Alex'in transferi epey sancılı olmuştu. Ha geldi, ha gelecek derken o zamanlar "sadece" Brezilya vatandaşı olan Marcio Nobre çalmıştı Kadıköy'ün kapısını. Ardından, Fatih Altaylı'nın efsane köşe yazısı geldi ve nihayet, Belçika'dan gelen gurbetçi Önder Turacı ile birlikte İstanbul'a indi Brezilyalı 10 numara.
Son zamanlarda Fenerbahçe, ne Alex'le oluyor, ne de Alex'siz. İşler kötü gittiği an, "Alex modern futbola uymuyor" sanrıları başlıyor. Galibiyetler geldiği zamansa Alex'e "futbol tanrısı" muamelesi yapılıyor. Bu işin ortasını bulmak hayli güç. Gerçi, ülkemizde neyin ortasını bulabildik ki!

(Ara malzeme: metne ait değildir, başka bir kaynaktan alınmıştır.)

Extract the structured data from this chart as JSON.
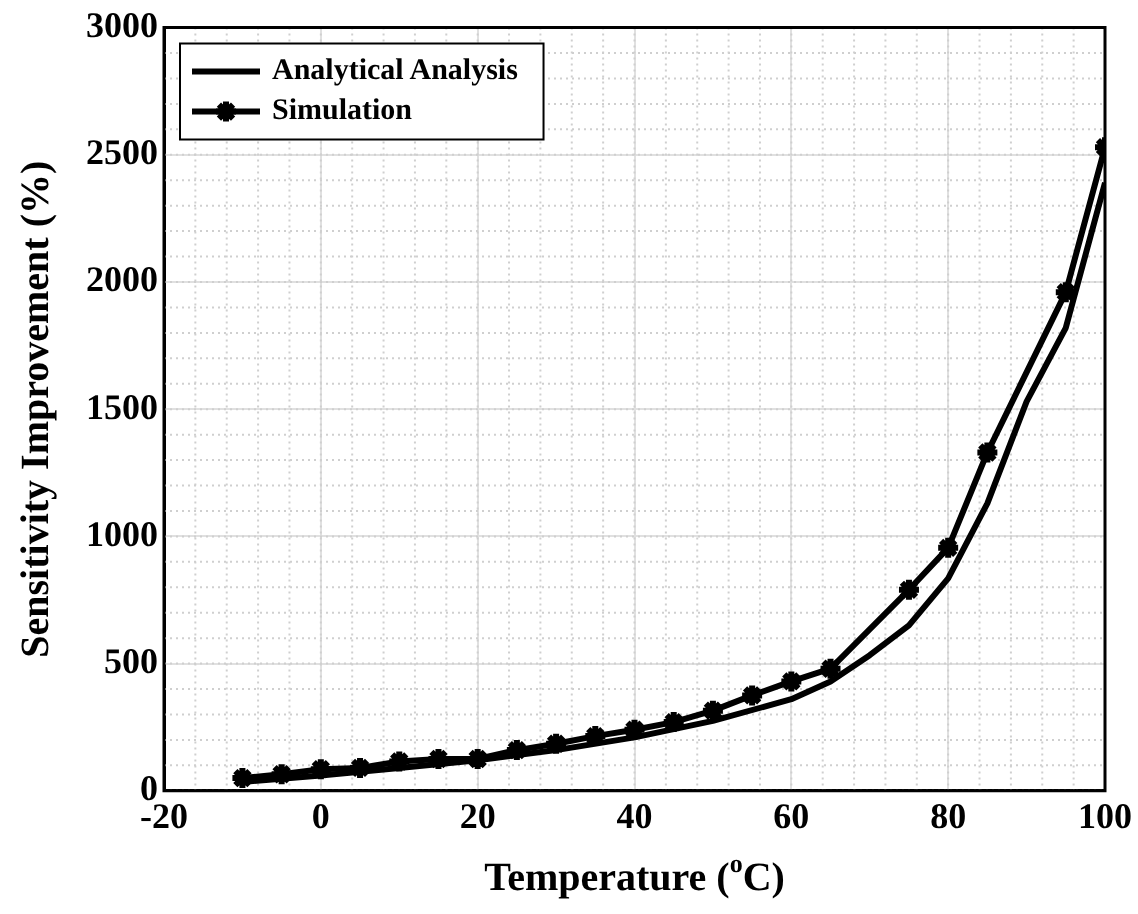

Beşiktaş maçından önce Manisaspor karşılaşmasından bahsetmekte yarar var. Fenerbahçe, ilk maçı 2-0 kazanmış ve ciddi rahatlık sağlamıştı. Manisa'da gördük ki bu sonucun tesiriyle sahada yalnızca yürüyen futbolcular var. Bu rehaveti değerlendiren Manisaspor, skoru 1-0'a getirdi. Herkes yeni bir Bursaspor stresi mi yaşanacak derken sahneye Alex çıktı ve olmayacak bir pozisyonda topu filelere göndererek takımını finale taşıdı.
Derbide ise 2. dakikada sahne aldı. Geri kalan 88 dakikada göze batan bir futbol sergilemedi ama 2 dakikalık performansı 88 dakikaya yetti. Zaten skorbord da bu durumu fazlasıyla doğruluyor.
Arsene Wenger'in dediği gibi-ya da her kim söylemişse- 1 Brezilyalı yarar, 2 Brezilyalı karar, 3 Brezilyalı zarar. Tartışılmayacak bir gerçek daha, Fenerbahçe'deki üçüncü Brezilyalı muhakkak ki Bilica.